CAMBODGE :Kem Sokha et neuf autres personnes PRISONNIERS D’OPINION / DÉFENSEURS DES DROITS HUMAINS MENACÉS

ASA 23/006/2006

Informations complémentaires sur l’AU 06/06 (ASA 23/002/2006 du 6 janvier 2006) et ses mises à jour (ASA 23/003/2006 du 13 janvier 2006 et ASA 23/004/2006 du 18 janvier 2006)

PRISONNIERS D’OPINION / DÉFENSEURS DES DROITS HUMAINS MENACÉS

CAMBODGE :Kem Sokha (h), président du Centre cambodgien pour les droits de l’homme (Cambodian Center for Human Rights, CCHR)
Pa Nguon Teang (h), directeur par intérim du CCHR, directeur d’une station de radio
Rong Chhun (h), président de l’Association des enseignants cambodgiens indépendants (Cambodian Independent Teachers Association, CITA)
Mam Sonando (h), directeur de Radio Beehive
Yeng Virak (h), directeur du Centre cambodgien d’éducation juridique (Community Legal Education Center, CLEC)
Chea Mony (h), président du Syndicat libre des travailleurs
Ea Channa (h), vice secrétaire-général du Mouvement des étudiants pour la démocratie
Men Nath (h), président de l’Association des fonctionnaires cambodgiens indépendants
Prince Sisowath Thomico (h), secrétaire du roi Sihanouk, l’ancien monarque
Say Bory (h), conseiller du roi Sihanouk |

Londres, le 7 février 2006

Le 3 février, les avocats du gouvernement ont officiellement retiré les plaintes déposées contre les défenseurs des droits humains Kem Sokha et Pa Nguon Teang, le syndicaliste Rong Chhun et le directeur de radio Mam Sonando. Hun Sen, le Premier ministre cambodgien, a demandé aux avocats d’abandonner les poursuites en diffamation contre les quatre hommes, après que ces derniers l’eurent remercié par lettre de les avoir fait libérer de prison le 17 janvier.

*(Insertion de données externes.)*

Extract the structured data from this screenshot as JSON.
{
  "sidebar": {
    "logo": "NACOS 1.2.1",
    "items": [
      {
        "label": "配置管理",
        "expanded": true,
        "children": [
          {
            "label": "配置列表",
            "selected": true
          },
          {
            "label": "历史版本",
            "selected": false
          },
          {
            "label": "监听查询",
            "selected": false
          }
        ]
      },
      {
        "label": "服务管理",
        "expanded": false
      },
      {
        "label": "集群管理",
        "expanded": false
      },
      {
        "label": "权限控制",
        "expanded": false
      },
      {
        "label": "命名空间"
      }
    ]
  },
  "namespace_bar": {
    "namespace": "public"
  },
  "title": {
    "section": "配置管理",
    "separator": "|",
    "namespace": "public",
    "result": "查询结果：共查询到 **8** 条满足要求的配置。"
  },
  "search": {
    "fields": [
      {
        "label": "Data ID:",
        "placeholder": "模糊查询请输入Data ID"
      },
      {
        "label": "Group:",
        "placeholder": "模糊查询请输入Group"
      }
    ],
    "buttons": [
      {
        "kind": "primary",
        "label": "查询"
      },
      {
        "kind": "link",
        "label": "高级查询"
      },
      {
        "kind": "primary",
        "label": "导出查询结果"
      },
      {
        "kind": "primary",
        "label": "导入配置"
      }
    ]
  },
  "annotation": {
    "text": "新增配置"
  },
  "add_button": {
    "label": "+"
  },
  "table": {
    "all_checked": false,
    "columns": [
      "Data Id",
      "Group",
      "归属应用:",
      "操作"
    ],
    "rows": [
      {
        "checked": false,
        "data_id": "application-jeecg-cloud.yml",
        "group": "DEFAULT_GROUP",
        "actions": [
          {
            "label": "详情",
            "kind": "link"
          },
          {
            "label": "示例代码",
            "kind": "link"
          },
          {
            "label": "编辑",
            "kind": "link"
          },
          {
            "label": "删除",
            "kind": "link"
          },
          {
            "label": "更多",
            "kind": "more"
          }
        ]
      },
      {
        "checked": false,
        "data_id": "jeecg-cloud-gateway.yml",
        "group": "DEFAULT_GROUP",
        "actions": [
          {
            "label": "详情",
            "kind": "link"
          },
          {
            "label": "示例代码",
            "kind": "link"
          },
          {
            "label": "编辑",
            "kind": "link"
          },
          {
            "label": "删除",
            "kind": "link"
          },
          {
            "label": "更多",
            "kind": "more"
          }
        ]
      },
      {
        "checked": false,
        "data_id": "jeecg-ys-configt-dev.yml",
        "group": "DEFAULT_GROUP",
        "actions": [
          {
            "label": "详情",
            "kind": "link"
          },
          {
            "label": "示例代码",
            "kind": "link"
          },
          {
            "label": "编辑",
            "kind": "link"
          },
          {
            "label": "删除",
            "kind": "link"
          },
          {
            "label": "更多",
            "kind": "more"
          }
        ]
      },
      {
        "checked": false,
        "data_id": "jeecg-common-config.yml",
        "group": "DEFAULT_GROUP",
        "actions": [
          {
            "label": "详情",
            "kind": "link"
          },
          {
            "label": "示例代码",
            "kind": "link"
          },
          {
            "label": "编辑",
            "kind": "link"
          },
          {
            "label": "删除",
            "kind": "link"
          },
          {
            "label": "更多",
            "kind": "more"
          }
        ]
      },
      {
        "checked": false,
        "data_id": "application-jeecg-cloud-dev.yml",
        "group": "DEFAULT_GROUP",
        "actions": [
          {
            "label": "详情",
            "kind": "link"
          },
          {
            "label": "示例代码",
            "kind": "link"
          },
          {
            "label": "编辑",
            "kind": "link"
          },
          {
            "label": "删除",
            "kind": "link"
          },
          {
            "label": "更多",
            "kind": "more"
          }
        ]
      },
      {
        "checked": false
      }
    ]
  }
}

Le Premier ministre avait demandé au tribunal municipal de Phnom Penh d’ordonner leur libération sous caution à un moment où la communauté internationale condamnait fermement les mesures de répression lancées par le gouvernement cambodgien, qui portaient atteinte à la liberté d’expression. Kem Sokha, Pa Nguon Teang, Rong Chhun, Mam Sonando et Yeng Virak, libéré sous caution le 11 janvier, avaient été emprisonnés pour avoir critiqué la politique du gouvernement au sujet de la frontière avec le Viêt-Nam.

Les plaintes formulées contre Yeng Virak, le Prince Sisowath Thomico et Chea Mony ont également été retirées, selon les informations reçues. Chea Mony est rentré au Cambodge le 1er février. Ea Channa, Men Nath and Say Bory sont toujours à l’étranger. Les plaintes déposées contre eux n’ont pas été abandonnées et ils doivent toujours répondre de charges devant les instances judiciaires.

Ces défenseurs des droits humains et personnalités de la société civile avaient été placés en détention et/ou inculpés de diffamation et d’autres infractions parce qu’ils avaient critiqué la politique menée par le gouvernement dans le cadre d’un accord frontalier controversé avec le Viêt-Nam. Les mesures dont ils ont fait l’objet ont gravement porté atteinte à la liberté d’expression dans le pays.

Merci beaucoup à tous ceux qui ont envoyé des appels. Amnesty International continuera de surveiller la situation de ces personnes et interviendra à nouveau en leur faveur si nécessaire. Aucune action complémentaire n’est requise de la part des membres du Réseau Actions urgentes pour le moment.